Milletin maneviyatına saldırmak zaten adetleriydi lakin bu kez silahları sinema ve televizyon oldu. Mesela senelerce bu milletin evlatlarına yengesine göz dikmiş bir adamın hikayesini dizi diye izlettiler ve sıradanlaştırdılar. İçinde müstehcenlik olmayan işleri adam yerine koymadılar. Sonra neredeyse her dizinin içinde muhakkak üçüncü bir cinsiyeti kondurmaya çalıştılar. Tabii ki bu işleri yapanların yanında bunlara fırsat verenlerin ve seyredenlerin de suçu vardı. Bunu yadırgamıyorum ama televizyon silahıyla bizim yine İmanımıza saldırdılar. Mukaddesata sövdü de durdular. Yani namaz kılan bir adam hiç mi gösterilemezdi bir dizide? Kuran okunamaz mıydı yani? Ya da hiç değilse kahir ekseri Müslüman olan ülkede başında örtü olan kadınlar sokakta bile dolaşmazlar mıydı? Olurdu elbet.
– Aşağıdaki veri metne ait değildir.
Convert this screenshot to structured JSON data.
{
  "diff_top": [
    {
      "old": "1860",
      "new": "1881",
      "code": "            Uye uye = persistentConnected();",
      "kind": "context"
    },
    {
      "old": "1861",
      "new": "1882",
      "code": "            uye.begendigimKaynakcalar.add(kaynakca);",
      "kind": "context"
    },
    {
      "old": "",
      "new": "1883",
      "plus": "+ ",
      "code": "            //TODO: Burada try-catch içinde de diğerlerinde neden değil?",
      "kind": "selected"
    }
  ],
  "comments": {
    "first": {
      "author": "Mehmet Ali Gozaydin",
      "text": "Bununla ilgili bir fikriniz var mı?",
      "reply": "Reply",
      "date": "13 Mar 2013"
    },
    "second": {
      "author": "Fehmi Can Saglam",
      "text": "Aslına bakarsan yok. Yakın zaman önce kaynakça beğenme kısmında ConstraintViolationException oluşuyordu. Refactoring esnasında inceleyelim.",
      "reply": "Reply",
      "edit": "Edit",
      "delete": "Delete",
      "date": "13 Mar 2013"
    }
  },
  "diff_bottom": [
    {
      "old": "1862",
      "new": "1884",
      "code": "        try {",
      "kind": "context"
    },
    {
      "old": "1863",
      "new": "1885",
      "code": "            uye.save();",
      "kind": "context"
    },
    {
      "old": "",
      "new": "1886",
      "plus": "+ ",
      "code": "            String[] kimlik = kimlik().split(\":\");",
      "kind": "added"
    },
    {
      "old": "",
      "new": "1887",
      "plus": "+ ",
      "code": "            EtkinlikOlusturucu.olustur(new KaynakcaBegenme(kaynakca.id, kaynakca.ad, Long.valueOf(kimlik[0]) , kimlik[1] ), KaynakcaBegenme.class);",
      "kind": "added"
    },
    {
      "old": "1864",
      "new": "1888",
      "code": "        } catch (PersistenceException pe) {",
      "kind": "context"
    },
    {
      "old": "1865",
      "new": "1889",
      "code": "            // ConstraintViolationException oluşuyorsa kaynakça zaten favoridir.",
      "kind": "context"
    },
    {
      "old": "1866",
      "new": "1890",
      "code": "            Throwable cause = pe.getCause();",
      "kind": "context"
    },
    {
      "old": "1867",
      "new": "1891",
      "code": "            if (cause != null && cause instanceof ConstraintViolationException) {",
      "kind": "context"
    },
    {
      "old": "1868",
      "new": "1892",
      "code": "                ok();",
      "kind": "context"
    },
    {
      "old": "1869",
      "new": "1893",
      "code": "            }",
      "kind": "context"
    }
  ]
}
Lakin ip Nasreddin Hoca fıkrasında olduğu gibi namussuzun elindeydi.
Seneler evvel Ürdün’de öğrenciyken bindiğim taksinin şoförü biraz muhabbetten sonra Türk olduğumu öğrenince şöyle sormuştu bana;
-“Müslüman mısınız?”
O kadar şaşırmıştım ki. Türk’üm demiştim zaten, “Müslüman mısın?” diye sormak da nedendi? Türk’üm dedikten sonra Müslümanım demeye gerek yoktu ki. Ama öyle demedi şoför. Türk dizileri burada çok meşhur, orada hiç Müslüman yok ki. Zina ediyorlar, içki içiyorlar… Dahası elbette var. Yarım saate yakın olanla olmuş gibi gösterilenin farkını anlatmaya çalıştım adama. Anladı mı anlamadı mı bilmiyorum. Ama bildiğim şu ki ateş edenler hedefi tutturmuşlardı.
Şimdi ise bizim mahallenin çocukları adam gibi işlerin de televizyonlarda yapılabileceğini göstermeye başladılar. Kadın bedeni üzerinden, müstehcenlik ya da ahlaksızlıkla yahut ecdada söverek yapılmayan işlere milletin hasret olduğunu ve televizyonda böyle dizilerin yapılabileceğini gösterdiler. Diriliş Ertuğrul Dizisinden bahsediyorum, evet. Ve ben de aşkla, şevkle ve heyecanla seyrediyorum mukaddesatıma sahip çıkan, hiç değilse sövmeyen, yalan söylemeyen, namussuzluk etmeyen bu diziyi.
Ama bazıları hazımsızlığından çatlıyor. Zoraki bir ödül veriyorlar ve bunu hakaret etmek, küçük düşürmek için bir fırsat biliyorlar. Ve sonra bir acayip adam çıkıp da bir sürü herze çıkarıyor ağzından. İzlemiyormuş, anlamıyormuş falan falan. Doğrudur bayım, sizin için gazeteci demek Amerika bayrağına sarılıp da yatan, siyasetçi ardını teröriste dayayan, sanatçı bilumum yerini teşhir eden, tarihçi ecdada söven, yazar, çizer, düşünür bilmem kimin uşağı olanlardır. Onun için hakikati görünce abdest görmüş şeytan gibi kuduruyorsunuz.
Helal olsun Diriliş Ertuğrul dizisine. Onurlu, gururlu ve namuslu bir duruş nasıl olur gösterdiler. Tam da bunun için bile, bu dizi ecdadı –eksiği elbette olsa da- hakkıyla anlattıkları ve korudukları ve böyle şerefli, onurlu durdukları için bile izlenmeli.